The reason Ishmael and I need the public programs to make sure our armpits get washed is that the greed creed doesn’t give a damn whether or not guys like us get our armpits washed because there’s no profit in it. Profit potential is the only thing that motivates the greed creed. If Ishmael and I have to wait for the omnipotent free market to get inspired to help us wash our armpits, we’ll be smelling like dead horses mighty fast.
Of course nobody thinks callous, stingy bureaucracies are the be-all and end-all. The next step is to pound away at them until they straighten out and behave. We have to demand that they change their culture to one that treats all customers respectfully and fairly.

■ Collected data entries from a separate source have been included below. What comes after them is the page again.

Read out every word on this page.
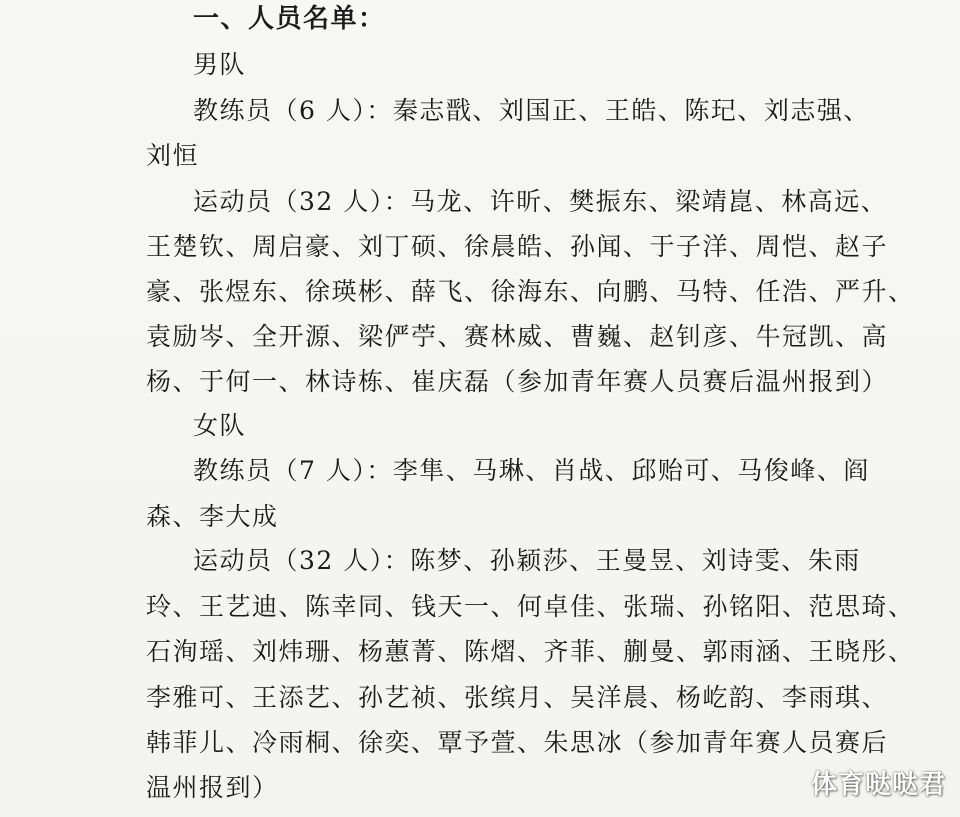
一、人员名单：
男队
教练员（6 人）：秦志戬、刘国正、王皓、陈玘、刘志强、
刘恒
运动员（32 人）：马龙、许昕、樊振东、梁靖崑、林高远、
王楚钦、周启豪、刘丁硕、徐晨皓、孙闻、于子洋、周恺、赵子
豪、张煜东、徐瑛彬、薛飞、徐海东、向鹏、马特、任浩、严升、
袁励岑、全开源、梁俨苧、赛林威、曹巍、赵钊彦、牛冠凯、高
杨、于何一、林诗栋、崔庆磊（参加青年赛人员赛后温州报到）
女队
教练员（7 人）：李隼、马琳、肖战、邱贻可、马俊峰、阎
森、李大成
运动员（32 人）：陈梦、孙颖莎、王曼昱、刘诗雯、朱雨
玲、王艺迪、陈幸同、钱天一、何卓佳、张瑞、孙铭阳、范思琦、
石洵瑶、刘炜珊、杨蕙菁、陈熠、齐菲、蒯曼、郭雨涵、王晓彤、
李雅可、王添艺、孙艺祯、张缤月、吴洋晨、杨屹韵、李雨琪、
韩菲儿、冷雨桐、徐奕、覃予萱、朱思冰（参加青年赛人员赛后
温州报到）	体育哒哒君
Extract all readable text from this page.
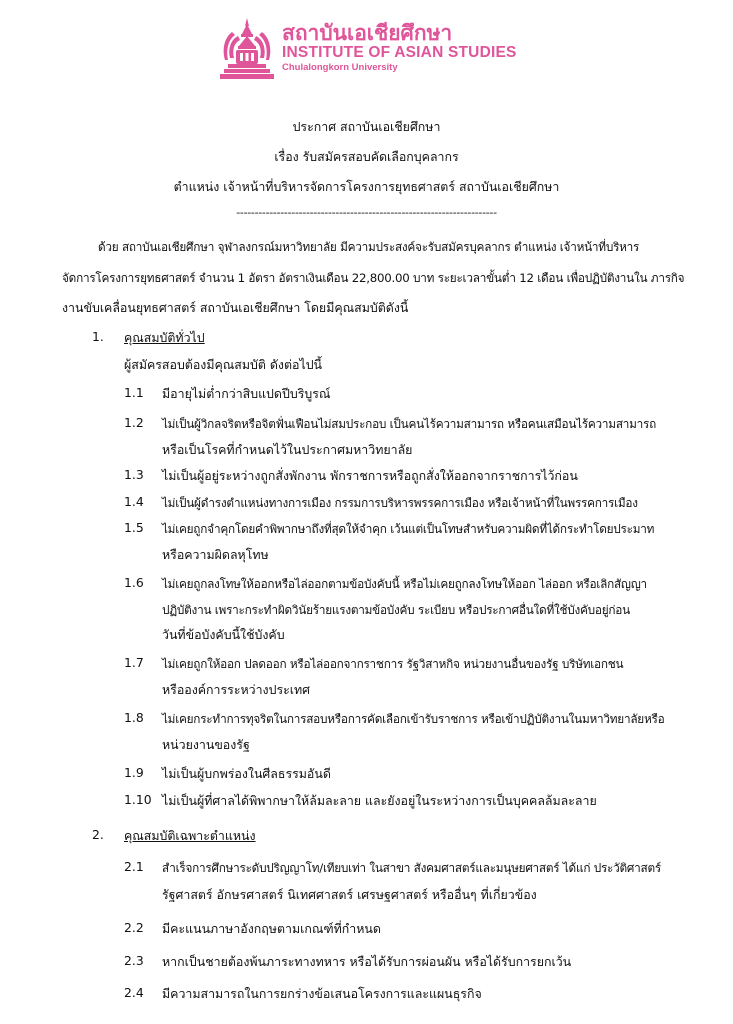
สถาบันเอเชียศึกษา
INSTITUTE OF ASIAN STUDIES
Chulalongkorn University
ประกาศ สถาบันเอเชียศึกษา
เรื่อง รับสมัครสอบคัดเลือกบุคลากร
ตำแหน่ง เจ้าหน้าที่บริหารจัดการโครงการยุทธศาสตร์ สถาบันเอเชียศึกษา
-----------------------------------------------------------------------
ด้วย สถาบันเอเชียศึกษา จุฬาลงกรณ์มหาวิทยาลัย มีความประสงค์จะรับสมัครบุคลากร ตำแหน่ง เจ้าหน้าที่บริหาร
จัดการโครงการยุทธศาสตร์ จำนวน 1 อัตรา อัตราเงินเดือน 22,800.00 บาท ระยะเวลาขั้นต่ำ 12 เดือน เพื่อปฏิบัติงานใน ภารกิจ
งานขับเคลื่อนยุทธศาสตร์ สถาบันเอเชียศึกษา โดยมีคุณสมบัติดังนี้
1. คุณสมบัติทั่วไป
ผู้สมัครสอบต้องมีคุณสมบัติ ดังต่อไปนี้
1.1 มีอายุไม่ต่ำกว่าสิบแปดปีบริบูรณ์
1.2 ไม่เป็นผู้วิกลจริตหรือจิตฟั่นเฟือนไม่สมประกอบ เป็นคนไร้ความสามารถ หรือคนเสมือนไร้ความสามารถ
หรือเป็นโรคที่กำหนดไว้ในประกาศมหาวิทยาลัย
1.3 ไม่เป็นผู้อยู่ระหว่างถูกสั่งพักงาน พักราชการหรือถูกสั่งให้ออกจากราชการไว้ก่อน
1.4 ไม่เป็นผู้ดำรงตำแหน่งทางการเมือง กรรมการบริหารพรรคการเมือง หรือเจ้าหน้าที่ในพรรคการเมือง
1.5 ไม่เคยถูกจำคุกโดยคำพิพากษาถึงที่สุดให้จำคุก เว้นแต่เป็นโทษสำหรับความผิดที่ได้กระทำโดยประมาท
หรือความผิดลหุโทษ
1.6 ไม่เคยถูกลงโทษให้ออกหรือไล่ออกตามข้อบังคับนี้ หรือไม่เคยถูกลงโทษให้ออก ไล่ออก หรือเลิกสัญญา
ปฏิบัติงาน เพราะกระทำผิดวินัยร้ายแรงตามข้อบังคับ ระเบียบ หรือประกาศอื่นใดที่ใช้บังคับอยู่ก่อน
วันที่ข้อบังคับนี้ใช้บังคับ
1.7 ไม่เคยถูกให้ออก ปลดออก หรือไล่ออกจากราชการ รัฐวิสาหกิจ หน่วยงานอื่นของรัฐ บริษัทเอกชน
หรือองค์การระหว่างประเทศ
1.8 ไม่เคยกระทำการทุจริตในการสอบหรือการคัดเลือกเข้ารับราชการ หรือเข้าปฏิบัติงานในมหาวิทยาลัยหรือ
หน่วยงานของรัฐ
1.9 ไม่เป็นผู้บกพร่องในศีลธรรมอันดี
1.10 ไม่เป็นผู้ที่ศาลได้พิพากษาให้ล้มละลาย และยังอยู่ในระหว่างการเป็นบุคคลล้มละลาย
2. คุณสมบัติเฉพาะตำแหน่ง
2.1 สำเร็จการศึกษาระดับปริญญาโท/เทียบเท่า ในสาขา สังคมศาสตร์และมนุษยศาสตร์ ได้แก่ ประวัติศาสตร์
รัฐศาสตร์ อักษรศาสตร์ นิเทศศาสตร์ เศรษฐศาสตร์ หรืออื่นๆ ที่เกี่ยวข้อง
2.2 มีคะแนนภาษาอังกฤษตามเกณฑ์ที่กำหนด
2.3 หากเป็นชายต้องพ้นภาระทางทหาร หรือได้รับการผ่อนผัน หรือได้รับการยกเว้น
2.4 มีความสามารถในการยกร่างข้อเสนอโครงการและแผนธุรกิจ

And I like this Medicare for All idea. It’s the “for All” part that really has a ring to it. I like the idea of only needing a pulse to qualify to receive a public service. That in itself would help immensely because it declaws the most hostile bureaucratic gatekeepers quite a bit. We customers don’t have to do so many painful contortions to prove ourselves worthy of their attention. It takes away much of their leverage.
And when we’re all in it together, I think it would be a lot harder for bureaucratic bullying to prevail. Bullies like to work in isolation. They like to jump on those who have been separated from the protection of the pack. But if we all have something at stake in the mission of a public service agency, we’ll all know and care much more about how things turn out. We’ll all have to have each other’s backs and stand up to abuse. To mistreat one is to mistreat all.
There’s one other thing about Ishmael that I can’t understand for the life of me. He’s a Yankees fan. How can anyone possibly be one of those? But even after that, we’re still friends.